Adolfo Kaminsky (1925–2023): Der Meisterfälscher und sein Jahrhundertleben

Nr. 3 –

In einer Färberei hatte er gelernt, wie man auch hartnäckigste Flecken zum Verschwinden bringt. Mit Büchern vom Flohmarkt und einem vom Mund abgesparten Chemieset aus der Apotheke bildete er sich selbst zum Chemiker aus.

Bereits als Achtzehnjähriger wurde Alfonso Kaminsky 1943 in Paris von der Résistance rekrutiert, nachdem er und seine jüdische Familie nur dank ihrer argentinischen Staatsbürgerschaft aus dem Durchgangslager Drancy entkommen waren. Seine in Hinterzimmern hergestellten Pässe halfen der Résistance – und retteten Tausende von Jüdinnen und Juden vor Deportation und Vernichtung. Es begann damit, dass er mit seinem Färberwissen die Tintenschrift aus alten Pässen löschte und sie neu ausfüllte. Er schöpfte aber auch selber Papier und Karton und stellte Pässe und andere Ausweispapiere von Grund auf neu her, fälschte Stempel, liess Papier mit raffinierten Verfahren gebraucht erscheinen.

Nach dem Weltkrieg nahm Kaminsky kein Geld mehr für seine meisterhaften Fälschungen – um unabhängig zu bleiben, um jeden Auftrag auch ablehnen zu können, wenn er nicht seinen Prinzipien entsprach. Er lieferte nur Papiere für Menschen, die wegen ihres Kampfs für die gerechte Sache in Gefahr waren: etwa für den jüdischen Kampf – Seite an Seite mit den arabischen Beduinen – gegen die britische Kolonialverwaltung in Palästina, die Holocaustüberlebenden die Einreise verweigerte; für die Befreiungsfront im algerischen Unabhängigkeitskrieg; für den Widerstand gegen den Franco-Faschismus in Spanien und gegen die Apartheid in Südafrika.

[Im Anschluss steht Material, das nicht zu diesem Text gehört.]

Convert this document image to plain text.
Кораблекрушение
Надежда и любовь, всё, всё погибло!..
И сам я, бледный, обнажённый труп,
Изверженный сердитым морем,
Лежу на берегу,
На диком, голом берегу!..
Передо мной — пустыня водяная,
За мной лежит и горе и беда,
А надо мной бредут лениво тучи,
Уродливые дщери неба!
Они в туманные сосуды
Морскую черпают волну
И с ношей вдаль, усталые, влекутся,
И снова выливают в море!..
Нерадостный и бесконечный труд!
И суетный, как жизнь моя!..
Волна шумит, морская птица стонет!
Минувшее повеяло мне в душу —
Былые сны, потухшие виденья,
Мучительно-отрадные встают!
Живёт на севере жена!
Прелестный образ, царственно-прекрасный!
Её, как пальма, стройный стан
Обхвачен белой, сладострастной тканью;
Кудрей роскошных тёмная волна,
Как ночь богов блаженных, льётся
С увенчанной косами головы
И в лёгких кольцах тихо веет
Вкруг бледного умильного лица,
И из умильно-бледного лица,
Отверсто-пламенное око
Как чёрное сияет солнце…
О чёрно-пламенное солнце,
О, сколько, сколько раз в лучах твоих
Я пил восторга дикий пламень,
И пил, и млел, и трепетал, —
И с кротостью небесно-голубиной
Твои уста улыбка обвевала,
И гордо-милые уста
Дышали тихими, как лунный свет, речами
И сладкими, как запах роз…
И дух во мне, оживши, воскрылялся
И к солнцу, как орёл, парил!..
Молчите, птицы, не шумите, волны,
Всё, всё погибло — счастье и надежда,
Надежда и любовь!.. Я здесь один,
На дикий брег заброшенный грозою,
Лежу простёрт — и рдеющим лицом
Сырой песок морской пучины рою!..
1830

Einmal druckte er monatelang Hundert-Franc-Noten für die algerische Befreiungsfront. Als er im Radio hörte, dass Algerien unabhängig sei, verbrannte er das Vermögen in einem Erdloch im Garten. Um nicht aufzufallen, verdiente er sein Geld offiziell als Fotograf. Wieso wir das alles überhaupt wissen? Vor allem deshalb, weil eine von Kaminskys Töchtern ihn und ein paar seiner Weggefährten in langen Gesprächen zu seinem Leben im Untergrund befragt hat. Das Resultat ist 2009 als Biografie erschienen, in der man viel Eindrückliches erfährt (siehe WOZ Nrn. 51+52/11). Etwa von Kaminskys Überzeugung, dass Freiheit auch bedeuten kann, eben gerade keine Wahl zu haben, etwas schlicht tun zu müssen, auch wider das Gesetz. Am 9. Januar ist er 97-jährig in Paris gestorben.

«Ein Fälscherleben», Sarah Kaminskys Buch über ihren Vater, ist auf Deutsch leider vergriffen.